Last year, the Johnson was granted funding by the Samuel H. Kress Foundation to hire a one-year position that would strengthen ties between educators and curators in the shared task of interpretive programming. Kress Fellowships have been awarded to the Williams College Museum of Art, the Philadelphia Museum of Art, and others.

Brittany Rubin shares a Book of Hours from the collection with a Fall 2015 Medieval Studies class in the Steven and Ann Ames Gallery.

In August we welcomed Brittany Rubin to the staff as our Kress Interpretive Fellow. Brittany earned a BA in literature, art history, and religious studies from Macalester College in St. Paul, Minnesota, and a master’s in art history from the University of Massachusetts. She previously held positions at the Smith College Museum of Art and the University Museum of Contemporary Art at UMass Amherst. 

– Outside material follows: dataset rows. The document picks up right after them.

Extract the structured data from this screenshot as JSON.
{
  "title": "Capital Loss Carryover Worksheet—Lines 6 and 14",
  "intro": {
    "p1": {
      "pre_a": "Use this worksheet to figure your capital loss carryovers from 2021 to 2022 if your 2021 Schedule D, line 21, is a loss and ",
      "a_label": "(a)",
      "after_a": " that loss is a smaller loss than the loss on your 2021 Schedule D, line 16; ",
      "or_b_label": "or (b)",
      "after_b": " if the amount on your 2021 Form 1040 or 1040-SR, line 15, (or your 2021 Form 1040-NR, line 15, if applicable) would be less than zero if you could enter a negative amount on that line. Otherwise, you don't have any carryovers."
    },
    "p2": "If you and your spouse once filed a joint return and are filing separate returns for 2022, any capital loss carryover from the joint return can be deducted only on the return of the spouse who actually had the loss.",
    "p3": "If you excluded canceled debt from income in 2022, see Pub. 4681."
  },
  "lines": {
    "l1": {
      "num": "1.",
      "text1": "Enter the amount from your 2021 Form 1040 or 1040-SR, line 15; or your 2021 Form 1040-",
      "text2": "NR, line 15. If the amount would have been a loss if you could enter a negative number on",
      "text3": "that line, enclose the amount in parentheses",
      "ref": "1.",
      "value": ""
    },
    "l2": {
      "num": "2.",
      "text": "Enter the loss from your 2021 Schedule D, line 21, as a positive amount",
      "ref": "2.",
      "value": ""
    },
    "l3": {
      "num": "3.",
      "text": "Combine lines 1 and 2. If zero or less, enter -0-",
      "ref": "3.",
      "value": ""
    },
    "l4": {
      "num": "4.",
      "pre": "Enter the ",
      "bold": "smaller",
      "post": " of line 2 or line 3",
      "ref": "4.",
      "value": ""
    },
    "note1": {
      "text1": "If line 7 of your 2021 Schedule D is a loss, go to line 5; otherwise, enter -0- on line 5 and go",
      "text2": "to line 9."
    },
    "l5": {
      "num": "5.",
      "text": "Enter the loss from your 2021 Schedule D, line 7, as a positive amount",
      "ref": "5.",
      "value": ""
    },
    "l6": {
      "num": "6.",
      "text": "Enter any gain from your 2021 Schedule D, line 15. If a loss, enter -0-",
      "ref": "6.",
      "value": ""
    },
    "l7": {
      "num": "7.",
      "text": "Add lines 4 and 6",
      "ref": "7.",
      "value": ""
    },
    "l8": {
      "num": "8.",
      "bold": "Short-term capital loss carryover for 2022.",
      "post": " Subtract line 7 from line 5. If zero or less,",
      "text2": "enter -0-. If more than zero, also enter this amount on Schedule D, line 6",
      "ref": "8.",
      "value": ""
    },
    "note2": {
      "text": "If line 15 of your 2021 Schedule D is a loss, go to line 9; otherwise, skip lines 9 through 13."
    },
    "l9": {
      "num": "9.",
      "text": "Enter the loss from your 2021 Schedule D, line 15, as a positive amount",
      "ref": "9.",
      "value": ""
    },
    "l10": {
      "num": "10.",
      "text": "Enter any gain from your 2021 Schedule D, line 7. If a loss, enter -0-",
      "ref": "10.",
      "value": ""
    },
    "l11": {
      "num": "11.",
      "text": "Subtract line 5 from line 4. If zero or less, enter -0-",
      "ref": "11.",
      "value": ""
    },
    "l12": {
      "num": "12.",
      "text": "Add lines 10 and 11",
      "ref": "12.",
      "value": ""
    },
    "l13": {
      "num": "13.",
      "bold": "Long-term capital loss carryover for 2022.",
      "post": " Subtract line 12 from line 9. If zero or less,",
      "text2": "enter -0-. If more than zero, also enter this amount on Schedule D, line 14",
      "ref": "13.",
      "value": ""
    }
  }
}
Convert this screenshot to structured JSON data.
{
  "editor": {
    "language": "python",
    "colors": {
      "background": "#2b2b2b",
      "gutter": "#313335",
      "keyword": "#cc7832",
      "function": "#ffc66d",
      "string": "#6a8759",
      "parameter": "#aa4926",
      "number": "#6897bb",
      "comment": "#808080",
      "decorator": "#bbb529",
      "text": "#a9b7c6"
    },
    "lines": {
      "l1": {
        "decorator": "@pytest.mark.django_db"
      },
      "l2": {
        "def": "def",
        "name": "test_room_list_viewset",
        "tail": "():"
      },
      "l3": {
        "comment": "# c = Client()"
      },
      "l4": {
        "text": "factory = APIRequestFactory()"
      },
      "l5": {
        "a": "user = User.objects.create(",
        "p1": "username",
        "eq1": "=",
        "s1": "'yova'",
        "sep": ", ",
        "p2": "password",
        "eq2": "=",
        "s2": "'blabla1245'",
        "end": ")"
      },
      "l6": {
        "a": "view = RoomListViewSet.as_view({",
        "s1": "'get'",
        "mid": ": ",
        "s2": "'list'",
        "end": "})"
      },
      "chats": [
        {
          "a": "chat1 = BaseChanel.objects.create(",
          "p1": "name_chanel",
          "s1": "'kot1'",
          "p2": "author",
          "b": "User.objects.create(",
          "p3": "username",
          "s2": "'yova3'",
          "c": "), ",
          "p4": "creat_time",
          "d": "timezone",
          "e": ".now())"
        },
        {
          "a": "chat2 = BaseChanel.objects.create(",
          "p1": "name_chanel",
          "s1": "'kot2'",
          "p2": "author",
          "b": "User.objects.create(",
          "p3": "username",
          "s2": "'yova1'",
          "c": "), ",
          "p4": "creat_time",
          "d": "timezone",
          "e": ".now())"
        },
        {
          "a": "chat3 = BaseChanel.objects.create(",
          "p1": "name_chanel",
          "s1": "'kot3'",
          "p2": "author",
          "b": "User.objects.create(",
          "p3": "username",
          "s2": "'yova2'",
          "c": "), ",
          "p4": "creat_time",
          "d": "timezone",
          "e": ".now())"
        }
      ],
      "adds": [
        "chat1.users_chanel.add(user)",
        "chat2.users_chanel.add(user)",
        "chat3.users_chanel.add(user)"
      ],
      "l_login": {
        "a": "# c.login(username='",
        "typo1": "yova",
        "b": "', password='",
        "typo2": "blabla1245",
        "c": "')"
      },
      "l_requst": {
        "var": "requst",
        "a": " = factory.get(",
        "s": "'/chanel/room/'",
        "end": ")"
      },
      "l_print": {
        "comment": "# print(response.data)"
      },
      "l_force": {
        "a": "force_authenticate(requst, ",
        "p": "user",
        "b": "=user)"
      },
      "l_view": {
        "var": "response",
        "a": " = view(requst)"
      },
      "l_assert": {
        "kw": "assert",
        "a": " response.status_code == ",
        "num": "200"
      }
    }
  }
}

Brittany has become a key part of our efforts to explore new ways to teach, interpret, and understand the permanent collection by presenting different learning experiences in the galleries. Working under the guidance of Cathy Klimaszewski, associate director and Harriett Ames Charitable Trust Curator of Education, Alana Ryder, Mellon Curatorial Coordinator for Academic Programs, and Andy Weislogel, the Seymour R. Askin, Jr. ’47 Curator, Earlier European and American Art, Brittany has been assisting with university class visits and a variety of public installations, including a collaboration between the Museum and the Library’s Division of Rare and Manuscript Collections celebrating the life of Professor M. H. Abrams (1912–2015). 

Brittany’s research, installations, and teaching are focused on the Johnson’s collections of Greek, Roman, and European art before 1800. Her fall teaching duties laid the groundwork for a series of new installations that highlight a range of topics, featuring works and subjects that might not normally be approached in this setting. Each of the four galleries on the second floor will include one of these installations during the current spring semester: “Saints, Sinners, and Sex,” “The Fourth Wall: Theater and the Theatricality of Life in 18th-Century Printmaking,” and a selection of Renaissance prints depicting ancient Greek and Roman stories are on view now; a new installation of 17th-century Baroque portrait prints will be on view later this semester.  

The work of this Fellowship spans the curatorial and educational spectrum. In addition to curating installations, researching, and writing labels, Brittany is preparing new content for the cell phone tour available for selected works on view on the second floor. She leads tours for Museum educators and docents to help train them to teach with her installations, and she will continue to lead discussions for Cornell classes. Her installations explore unexpected topics that provide all of our audiences with opportunities to see prints not often on view, and design new environments for learning and enjoyment in the permanent collection galleries.